- Value of frauds detected at a record high
- Value of frauds uncovered in 2014 double the cost of retail crime
- Exposure helps keep costs down for honest customers
UK: The benefits to honest insurance customers and society from the insurance industry’s ongoing crackdown against insurance fraud are highlighted by recently published ABI figures on insurance frauds uncovered in 2014.
The £3.6 million a day saved by exposing insurance cheats is one of the factors helping to keep the cost of insurance down for honest customers, with the price paid for the average comprehensive motor premium down 5% in 2014, and the average price paid for home contents down 3%.
ABI’s figures reveal that in 2014:
Insurers detected 130,000 fraudulent claims, equivalent to 350 every day, up 9% on 2013. The value of these frauds was £1.32 billion, a 3% increase on 2013. Between 2009 and 2014 the overall value of frauds detected has risen by 57%.
Dishonest motor insurance frauds were the most common and of highest value – 67,000, up 12% on 2013, valued at £835 million, up 3% on 2013.

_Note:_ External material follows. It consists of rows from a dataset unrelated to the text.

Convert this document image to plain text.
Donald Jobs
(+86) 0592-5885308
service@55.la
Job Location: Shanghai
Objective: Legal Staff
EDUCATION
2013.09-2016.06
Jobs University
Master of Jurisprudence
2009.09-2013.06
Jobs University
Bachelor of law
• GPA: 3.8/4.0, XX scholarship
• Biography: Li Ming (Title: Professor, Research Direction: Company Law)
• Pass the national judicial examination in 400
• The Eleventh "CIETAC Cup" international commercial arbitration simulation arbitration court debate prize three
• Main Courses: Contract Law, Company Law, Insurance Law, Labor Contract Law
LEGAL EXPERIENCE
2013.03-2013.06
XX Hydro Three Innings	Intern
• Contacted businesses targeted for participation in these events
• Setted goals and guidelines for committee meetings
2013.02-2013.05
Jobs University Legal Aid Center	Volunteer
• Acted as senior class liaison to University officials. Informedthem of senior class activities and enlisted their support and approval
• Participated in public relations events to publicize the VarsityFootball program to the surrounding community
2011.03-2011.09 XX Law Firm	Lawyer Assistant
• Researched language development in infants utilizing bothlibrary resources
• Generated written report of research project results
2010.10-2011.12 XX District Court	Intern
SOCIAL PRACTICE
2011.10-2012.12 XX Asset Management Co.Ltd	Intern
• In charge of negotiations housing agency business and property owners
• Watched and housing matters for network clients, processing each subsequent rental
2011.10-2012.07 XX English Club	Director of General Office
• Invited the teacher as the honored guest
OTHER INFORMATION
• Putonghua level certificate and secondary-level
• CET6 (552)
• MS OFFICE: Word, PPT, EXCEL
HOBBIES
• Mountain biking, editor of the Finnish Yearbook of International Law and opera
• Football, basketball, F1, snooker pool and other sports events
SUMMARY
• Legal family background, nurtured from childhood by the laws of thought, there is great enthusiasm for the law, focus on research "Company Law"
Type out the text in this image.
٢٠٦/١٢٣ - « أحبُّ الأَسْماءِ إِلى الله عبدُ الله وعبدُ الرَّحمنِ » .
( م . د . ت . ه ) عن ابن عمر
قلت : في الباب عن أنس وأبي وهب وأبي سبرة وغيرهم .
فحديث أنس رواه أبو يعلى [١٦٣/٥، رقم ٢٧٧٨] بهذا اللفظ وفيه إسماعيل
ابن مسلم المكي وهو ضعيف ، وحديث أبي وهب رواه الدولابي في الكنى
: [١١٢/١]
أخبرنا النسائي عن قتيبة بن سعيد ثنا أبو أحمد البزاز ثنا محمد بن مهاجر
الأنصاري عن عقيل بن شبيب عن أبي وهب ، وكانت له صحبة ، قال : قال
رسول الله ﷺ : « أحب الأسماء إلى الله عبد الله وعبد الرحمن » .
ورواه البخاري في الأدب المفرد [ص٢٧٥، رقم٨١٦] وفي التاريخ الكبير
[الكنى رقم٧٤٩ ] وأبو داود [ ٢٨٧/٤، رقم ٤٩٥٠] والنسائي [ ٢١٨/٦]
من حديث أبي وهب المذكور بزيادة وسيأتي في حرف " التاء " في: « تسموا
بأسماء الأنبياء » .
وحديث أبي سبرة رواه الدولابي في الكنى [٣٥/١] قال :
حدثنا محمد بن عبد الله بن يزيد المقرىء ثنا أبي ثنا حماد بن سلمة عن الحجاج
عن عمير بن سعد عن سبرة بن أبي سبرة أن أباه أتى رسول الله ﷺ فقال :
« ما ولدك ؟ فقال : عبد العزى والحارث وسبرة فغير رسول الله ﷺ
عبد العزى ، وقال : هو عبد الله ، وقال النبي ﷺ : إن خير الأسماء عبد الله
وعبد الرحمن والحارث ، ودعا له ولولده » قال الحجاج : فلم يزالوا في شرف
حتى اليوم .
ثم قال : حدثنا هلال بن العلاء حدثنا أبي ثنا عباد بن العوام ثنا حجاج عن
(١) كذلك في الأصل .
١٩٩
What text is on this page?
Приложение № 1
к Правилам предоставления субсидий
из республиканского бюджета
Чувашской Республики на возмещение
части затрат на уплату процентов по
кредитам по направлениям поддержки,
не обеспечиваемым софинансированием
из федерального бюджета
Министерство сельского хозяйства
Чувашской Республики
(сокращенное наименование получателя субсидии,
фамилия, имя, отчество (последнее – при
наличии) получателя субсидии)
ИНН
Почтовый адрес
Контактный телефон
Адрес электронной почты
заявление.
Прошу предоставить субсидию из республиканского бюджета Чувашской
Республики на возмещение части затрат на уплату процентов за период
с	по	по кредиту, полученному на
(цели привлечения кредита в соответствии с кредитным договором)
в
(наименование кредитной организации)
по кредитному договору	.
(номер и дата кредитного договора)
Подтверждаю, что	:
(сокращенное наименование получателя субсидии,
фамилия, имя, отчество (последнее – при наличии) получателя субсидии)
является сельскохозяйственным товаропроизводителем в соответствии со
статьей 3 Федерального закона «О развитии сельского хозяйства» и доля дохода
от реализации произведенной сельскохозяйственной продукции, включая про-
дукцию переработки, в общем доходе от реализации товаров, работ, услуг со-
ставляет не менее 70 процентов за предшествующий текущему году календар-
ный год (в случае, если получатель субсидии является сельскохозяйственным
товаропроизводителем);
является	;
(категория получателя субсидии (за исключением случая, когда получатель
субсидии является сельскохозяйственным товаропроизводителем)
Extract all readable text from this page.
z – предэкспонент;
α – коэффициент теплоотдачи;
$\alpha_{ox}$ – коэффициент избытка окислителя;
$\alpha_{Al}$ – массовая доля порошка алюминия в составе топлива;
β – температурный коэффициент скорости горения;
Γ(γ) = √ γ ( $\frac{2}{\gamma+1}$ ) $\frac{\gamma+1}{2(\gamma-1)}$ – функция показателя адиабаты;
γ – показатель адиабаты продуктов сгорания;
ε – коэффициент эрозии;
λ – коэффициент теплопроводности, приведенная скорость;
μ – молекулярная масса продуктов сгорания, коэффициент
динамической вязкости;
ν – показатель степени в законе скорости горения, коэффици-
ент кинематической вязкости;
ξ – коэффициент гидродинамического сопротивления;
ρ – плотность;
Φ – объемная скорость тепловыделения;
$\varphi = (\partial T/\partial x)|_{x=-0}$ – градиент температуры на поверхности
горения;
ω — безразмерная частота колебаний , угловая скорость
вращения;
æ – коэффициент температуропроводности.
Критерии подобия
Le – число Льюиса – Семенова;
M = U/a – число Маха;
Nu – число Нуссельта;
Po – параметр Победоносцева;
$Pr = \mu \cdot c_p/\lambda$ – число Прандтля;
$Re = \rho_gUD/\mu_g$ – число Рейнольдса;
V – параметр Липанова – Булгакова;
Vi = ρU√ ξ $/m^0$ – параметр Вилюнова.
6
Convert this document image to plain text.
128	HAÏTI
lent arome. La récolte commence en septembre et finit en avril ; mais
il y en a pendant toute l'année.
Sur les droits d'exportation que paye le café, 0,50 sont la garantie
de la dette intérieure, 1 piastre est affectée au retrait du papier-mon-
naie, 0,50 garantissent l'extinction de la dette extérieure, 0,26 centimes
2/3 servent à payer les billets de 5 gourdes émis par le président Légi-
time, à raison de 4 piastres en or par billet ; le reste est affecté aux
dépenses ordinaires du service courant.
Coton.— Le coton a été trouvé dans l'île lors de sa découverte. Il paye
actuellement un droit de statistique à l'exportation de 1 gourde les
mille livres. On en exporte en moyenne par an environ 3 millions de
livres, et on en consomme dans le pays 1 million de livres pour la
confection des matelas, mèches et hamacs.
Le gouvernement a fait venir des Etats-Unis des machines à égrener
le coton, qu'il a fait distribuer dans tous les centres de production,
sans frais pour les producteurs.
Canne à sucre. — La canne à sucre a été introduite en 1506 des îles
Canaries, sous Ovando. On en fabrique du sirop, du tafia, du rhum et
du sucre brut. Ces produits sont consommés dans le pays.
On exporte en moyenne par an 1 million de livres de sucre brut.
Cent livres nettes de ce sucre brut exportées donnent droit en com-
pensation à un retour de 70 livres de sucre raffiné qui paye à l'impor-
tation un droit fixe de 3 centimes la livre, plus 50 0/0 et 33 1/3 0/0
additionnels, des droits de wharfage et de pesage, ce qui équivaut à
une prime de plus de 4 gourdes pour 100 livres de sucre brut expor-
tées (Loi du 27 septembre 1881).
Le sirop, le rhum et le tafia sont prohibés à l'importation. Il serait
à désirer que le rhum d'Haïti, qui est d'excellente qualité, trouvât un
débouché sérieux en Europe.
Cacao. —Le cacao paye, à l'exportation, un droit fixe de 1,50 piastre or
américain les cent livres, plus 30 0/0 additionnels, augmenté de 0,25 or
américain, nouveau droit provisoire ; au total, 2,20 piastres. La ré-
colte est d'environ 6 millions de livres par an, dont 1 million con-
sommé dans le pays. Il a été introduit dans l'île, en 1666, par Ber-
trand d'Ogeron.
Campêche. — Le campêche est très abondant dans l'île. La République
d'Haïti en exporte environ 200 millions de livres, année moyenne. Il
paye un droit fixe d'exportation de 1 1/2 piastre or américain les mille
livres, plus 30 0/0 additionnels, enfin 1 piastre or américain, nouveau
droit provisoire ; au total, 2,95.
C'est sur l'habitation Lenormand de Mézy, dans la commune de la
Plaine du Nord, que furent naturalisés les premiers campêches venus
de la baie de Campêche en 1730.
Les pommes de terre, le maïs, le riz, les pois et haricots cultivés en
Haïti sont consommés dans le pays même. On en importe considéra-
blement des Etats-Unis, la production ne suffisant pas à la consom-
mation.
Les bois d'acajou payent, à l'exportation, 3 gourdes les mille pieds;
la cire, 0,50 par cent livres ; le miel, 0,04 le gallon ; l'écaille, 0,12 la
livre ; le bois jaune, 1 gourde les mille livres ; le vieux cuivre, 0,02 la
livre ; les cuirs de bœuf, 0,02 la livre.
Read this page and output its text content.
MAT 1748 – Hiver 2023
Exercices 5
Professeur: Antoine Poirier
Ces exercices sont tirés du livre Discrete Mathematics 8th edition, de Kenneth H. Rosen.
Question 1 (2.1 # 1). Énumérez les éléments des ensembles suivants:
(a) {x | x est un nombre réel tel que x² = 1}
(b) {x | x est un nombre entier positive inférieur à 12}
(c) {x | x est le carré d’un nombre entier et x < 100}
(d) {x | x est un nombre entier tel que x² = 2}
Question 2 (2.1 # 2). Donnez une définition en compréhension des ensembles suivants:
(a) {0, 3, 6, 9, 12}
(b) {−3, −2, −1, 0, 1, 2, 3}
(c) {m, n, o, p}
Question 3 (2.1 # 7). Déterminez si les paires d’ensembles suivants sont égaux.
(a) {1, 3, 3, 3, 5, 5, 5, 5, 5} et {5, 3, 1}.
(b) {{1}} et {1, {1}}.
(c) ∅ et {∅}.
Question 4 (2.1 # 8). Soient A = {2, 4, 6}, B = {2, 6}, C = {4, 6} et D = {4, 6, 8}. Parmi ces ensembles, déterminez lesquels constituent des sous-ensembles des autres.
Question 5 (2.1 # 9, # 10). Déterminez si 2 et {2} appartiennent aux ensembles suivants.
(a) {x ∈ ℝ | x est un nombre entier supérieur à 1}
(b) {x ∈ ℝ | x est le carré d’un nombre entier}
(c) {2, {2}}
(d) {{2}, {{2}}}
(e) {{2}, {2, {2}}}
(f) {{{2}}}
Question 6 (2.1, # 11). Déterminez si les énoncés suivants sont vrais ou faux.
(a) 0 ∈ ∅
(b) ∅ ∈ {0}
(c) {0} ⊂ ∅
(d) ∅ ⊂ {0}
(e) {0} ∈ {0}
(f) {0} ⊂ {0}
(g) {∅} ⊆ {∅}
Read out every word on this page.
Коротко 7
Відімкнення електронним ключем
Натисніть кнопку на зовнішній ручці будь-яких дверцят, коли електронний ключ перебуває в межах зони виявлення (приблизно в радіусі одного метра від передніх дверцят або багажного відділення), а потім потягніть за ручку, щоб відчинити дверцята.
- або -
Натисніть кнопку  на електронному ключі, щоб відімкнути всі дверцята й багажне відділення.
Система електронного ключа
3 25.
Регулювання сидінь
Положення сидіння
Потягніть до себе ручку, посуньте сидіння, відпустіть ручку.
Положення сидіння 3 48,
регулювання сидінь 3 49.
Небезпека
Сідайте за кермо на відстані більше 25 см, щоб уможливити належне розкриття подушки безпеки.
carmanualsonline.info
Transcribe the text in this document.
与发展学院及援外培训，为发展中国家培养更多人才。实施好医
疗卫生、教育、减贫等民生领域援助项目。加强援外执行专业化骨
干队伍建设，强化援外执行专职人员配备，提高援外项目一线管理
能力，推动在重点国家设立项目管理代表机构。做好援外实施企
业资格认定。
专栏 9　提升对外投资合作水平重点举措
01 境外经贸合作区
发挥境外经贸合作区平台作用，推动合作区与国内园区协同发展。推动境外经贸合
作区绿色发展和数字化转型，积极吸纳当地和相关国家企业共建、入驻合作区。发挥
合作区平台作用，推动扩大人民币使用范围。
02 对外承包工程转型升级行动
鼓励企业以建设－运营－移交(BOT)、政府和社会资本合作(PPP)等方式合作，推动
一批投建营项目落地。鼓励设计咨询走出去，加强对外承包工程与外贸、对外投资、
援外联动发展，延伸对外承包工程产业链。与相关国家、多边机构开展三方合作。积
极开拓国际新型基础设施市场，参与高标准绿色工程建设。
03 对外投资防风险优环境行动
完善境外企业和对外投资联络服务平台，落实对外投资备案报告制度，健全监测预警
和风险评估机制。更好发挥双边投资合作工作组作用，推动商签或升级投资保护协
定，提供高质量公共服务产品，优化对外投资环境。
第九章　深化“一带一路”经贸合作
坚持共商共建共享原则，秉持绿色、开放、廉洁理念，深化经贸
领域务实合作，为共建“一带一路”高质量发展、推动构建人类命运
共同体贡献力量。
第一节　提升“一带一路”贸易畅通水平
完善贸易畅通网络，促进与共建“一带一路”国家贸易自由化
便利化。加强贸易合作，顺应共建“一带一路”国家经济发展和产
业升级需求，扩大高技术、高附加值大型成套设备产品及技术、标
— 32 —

The number of liability insurance frauds detected jumped by 75% to 19,800, with a value of £330 million, a 20% rise on 2013. This reflects insurers’ greater focus on bogus liability claims, including ‘slip and trip’ claims, and industrial deafness.
The fall in the number of detected fraudulent property insurance claims (both domestic and commercial) reflects the strong deterrent message hitting home to potential cheats. In 2014 the number of detected property frauds at 24,533 was down 29% on 2013, with the detected value at £108 million down 21%.
James Dalton, ABI’s Director of General Insurance Policy, said: “Insurers are determined to do whatever it takes to identify and take tough action against fraudsters to protect their honest customers. The vast majority of customers are honest, and should not have to pay for the fraudulent minority. The insurance industry invests heavily in its counter fraud defences, and the results are helping to keep motor and home insurance competitively priced.
“Insurance cheats are now more likely to get caught than ever before, whether they are making a dishonest claim or lying when applying for cover to get a cheaper premium, and face long-lasting and serious consequences. As well as the possibility of serving a custodial sentence, they will find it difficult to obtain vital financial services such as mortgages and loans, future job prospects are likely to be adversely impacted and family relationships suffer.
“Initiatives such as the Government’s Insurance Fraud Task Force and the growth of the Insurance Fraud Register show that there will be no let-up in the battle against insurance fraud. Honest customers rightly expect nothing less.”
As well as helping to keep premiums competitively priced, the wider benefits for society of tackling insurance fraud include:
- Reducing the risk of physical harm to innocent motorists through the work of the Insurance Fraud Bureau and the Insurance Fraud Enforcement Department (IFED) tackling fraudsters who are coordinating ‘crash for cash’ staged motor crashes.
- Reducing waste and delay. This includes time that doctors are asked to confirm fake injuries, such as whiplash, the emergency services called to staged road crashes, the time and money spent by the courts, the police and insurers in investigating fraudulent claims.
- Preventing fraudsters using the proceeds of insurance fraud to fund or facilitate other serious crime, such as drugs trafficking.
Ben Fletcher, Director of the Insurance Fraud Bureau (IFB), said: “The resolve to fight insurance fraud through effective collaboration and partnerships with law enforcement, government and public sector organisations is making an impact to protect the honest customer. By tackling cross-industry fraud that insurers alone cannot eradicate the Insurance Fraud Bureau is working with the insurance industry and police forces across the UK to detect fraudsters and bring them to justice. The consequences for insurance cheats can be life-changing as they face the prospect of heavy fines, a criminal record and imprisonment plus potentially restricted access to financial services.”